Protein Sequence Database Search
- Peptide Mass Fingerprint or Peptide Mapping
In this method, the observed masses of peptides obtained from a digest of an unknown protein are compared to the predicted masses of peptides from the theoretical digestion of proteins in a database. If enough peptides from the experimental (usually MALDI MS data) and theoretical mass spectrum overlap, a protein can be identified. This method should be used when a sample to be analyzed contains a purified protein, and when a protein to be identified is from a species that is well represented in a sequence database. Although peptide mass fingerprint data continue to be accepted in the literature, the requirements have become more stringent. To confirm the sequences of peptides identified from peptide mass fingerprint data, or apply MS/MS ion search methods for independent protein identification, the APL also offers MS/MS fragmentation analysis on the most intense peaks detected in MALDI MS spectra.
- MS/MS Ion Search
This method is much more powerful than the peptide mass fingerprint, because it uses peptide amino acid sequence information from MS/MS spectra as well as peptide mass.
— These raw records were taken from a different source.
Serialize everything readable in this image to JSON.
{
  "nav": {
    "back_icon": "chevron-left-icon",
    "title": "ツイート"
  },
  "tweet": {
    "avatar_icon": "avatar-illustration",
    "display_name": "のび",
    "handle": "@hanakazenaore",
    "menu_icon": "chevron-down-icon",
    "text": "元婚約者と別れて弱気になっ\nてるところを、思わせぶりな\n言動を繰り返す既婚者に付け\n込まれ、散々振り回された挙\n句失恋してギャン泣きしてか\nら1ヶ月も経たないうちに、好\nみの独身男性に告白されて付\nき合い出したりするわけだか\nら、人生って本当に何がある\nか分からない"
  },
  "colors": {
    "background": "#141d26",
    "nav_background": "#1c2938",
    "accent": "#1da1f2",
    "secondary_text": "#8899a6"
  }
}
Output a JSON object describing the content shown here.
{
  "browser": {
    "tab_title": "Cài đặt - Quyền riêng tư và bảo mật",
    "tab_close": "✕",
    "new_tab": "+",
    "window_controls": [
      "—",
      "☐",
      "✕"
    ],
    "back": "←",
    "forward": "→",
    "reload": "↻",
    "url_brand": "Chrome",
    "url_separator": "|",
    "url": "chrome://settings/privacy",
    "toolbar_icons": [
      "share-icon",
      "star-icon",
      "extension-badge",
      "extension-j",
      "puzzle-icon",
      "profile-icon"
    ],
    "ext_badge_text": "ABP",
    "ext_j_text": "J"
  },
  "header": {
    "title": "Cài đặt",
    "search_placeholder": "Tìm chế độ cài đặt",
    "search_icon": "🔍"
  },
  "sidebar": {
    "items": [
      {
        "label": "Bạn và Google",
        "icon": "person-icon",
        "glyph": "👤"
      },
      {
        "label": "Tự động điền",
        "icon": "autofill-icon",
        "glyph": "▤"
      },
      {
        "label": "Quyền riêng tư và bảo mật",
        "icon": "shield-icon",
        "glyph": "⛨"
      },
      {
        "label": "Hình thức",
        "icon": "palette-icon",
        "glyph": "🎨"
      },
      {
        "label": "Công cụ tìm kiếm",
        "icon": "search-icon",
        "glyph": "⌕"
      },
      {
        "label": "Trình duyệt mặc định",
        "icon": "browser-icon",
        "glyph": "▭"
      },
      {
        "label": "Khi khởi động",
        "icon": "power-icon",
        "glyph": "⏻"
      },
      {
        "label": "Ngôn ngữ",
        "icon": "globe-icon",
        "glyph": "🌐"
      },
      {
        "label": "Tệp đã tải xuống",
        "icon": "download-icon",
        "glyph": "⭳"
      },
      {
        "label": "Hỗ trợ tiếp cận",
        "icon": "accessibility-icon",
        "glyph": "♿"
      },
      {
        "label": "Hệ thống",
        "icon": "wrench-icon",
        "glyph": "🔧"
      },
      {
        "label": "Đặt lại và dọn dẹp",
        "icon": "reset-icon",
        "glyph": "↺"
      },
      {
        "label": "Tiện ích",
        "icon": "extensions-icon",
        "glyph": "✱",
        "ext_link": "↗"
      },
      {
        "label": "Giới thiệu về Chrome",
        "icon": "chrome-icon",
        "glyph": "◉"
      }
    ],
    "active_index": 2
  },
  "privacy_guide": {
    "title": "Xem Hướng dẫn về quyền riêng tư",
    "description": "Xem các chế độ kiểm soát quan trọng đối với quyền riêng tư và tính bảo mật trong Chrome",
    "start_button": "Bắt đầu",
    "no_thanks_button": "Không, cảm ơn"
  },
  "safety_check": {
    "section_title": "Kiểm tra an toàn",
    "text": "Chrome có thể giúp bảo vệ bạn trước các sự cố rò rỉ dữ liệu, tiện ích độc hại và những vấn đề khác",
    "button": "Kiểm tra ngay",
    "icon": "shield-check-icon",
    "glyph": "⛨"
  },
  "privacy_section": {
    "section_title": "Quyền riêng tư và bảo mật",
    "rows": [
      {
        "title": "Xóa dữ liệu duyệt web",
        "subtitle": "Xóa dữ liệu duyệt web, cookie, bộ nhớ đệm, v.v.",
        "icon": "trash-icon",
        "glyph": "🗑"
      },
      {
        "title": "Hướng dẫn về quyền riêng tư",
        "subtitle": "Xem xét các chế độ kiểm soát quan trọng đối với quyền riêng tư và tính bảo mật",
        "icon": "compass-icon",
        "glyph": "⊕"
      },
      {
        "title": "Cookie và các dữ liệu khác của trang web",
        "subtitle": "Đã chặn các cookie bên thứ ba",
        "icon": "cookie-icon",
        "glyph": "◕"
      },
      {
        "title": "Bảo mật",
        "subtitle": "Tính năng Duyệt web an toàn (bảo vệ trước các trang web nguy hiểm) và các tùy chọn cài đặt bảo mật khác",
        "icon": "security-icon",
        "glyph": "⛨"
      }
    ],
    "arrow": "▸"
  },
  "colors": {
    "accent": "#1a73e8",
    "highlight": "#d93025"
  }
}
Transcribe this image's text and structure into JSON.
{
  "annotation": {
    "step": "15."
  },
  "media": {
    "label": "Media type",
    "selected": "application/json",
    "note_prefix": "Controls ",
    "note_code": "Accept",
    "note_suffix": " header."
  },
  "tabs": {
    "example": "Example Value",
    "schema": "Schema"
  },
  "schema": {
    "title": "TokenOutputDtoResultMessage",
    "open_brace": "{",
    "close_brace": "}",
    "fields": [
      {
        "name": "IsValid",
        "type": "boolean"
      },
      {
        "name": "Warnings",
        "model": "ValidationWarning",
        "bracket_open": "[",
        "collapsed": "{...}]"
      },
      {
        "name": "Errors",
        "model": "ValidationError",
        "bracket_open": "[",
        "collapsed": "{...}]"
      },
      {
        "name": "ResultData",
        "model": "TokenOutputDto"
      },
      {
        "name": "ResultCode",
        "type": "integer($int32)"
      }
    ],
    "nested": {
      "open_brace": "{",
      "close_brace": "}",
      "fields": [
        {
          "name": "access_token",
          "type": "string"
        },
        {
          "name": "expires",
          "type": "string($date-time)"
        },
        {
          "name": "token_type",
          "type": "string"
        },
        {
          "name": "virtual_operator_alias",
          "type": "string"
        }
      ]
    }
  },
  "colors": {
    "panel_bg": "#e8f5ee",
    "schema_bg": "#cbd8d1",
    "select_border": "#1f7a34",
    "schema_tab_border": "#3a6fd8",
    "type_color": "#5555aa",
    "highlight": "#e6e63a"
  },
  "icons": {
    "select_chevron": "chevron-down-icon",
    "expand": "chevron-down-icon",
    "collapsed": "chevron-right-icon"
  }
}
Experimental masses of peptide fragment ions are compared to the predicted masses of peptide fragments from the theoretical fragmentation of peptides in a database. If enough fragment ions from the experimental and theoretical mass spectrum overlap, a peptide can be identified. Obtaining matches to a number of peptides from a single protein provides a high level of confidence that the result is correct. This method is recommended for projects involving identification of proteins in complex mixtures or/and protein posttranslational modifications.
What protein sequence database should be used for searches?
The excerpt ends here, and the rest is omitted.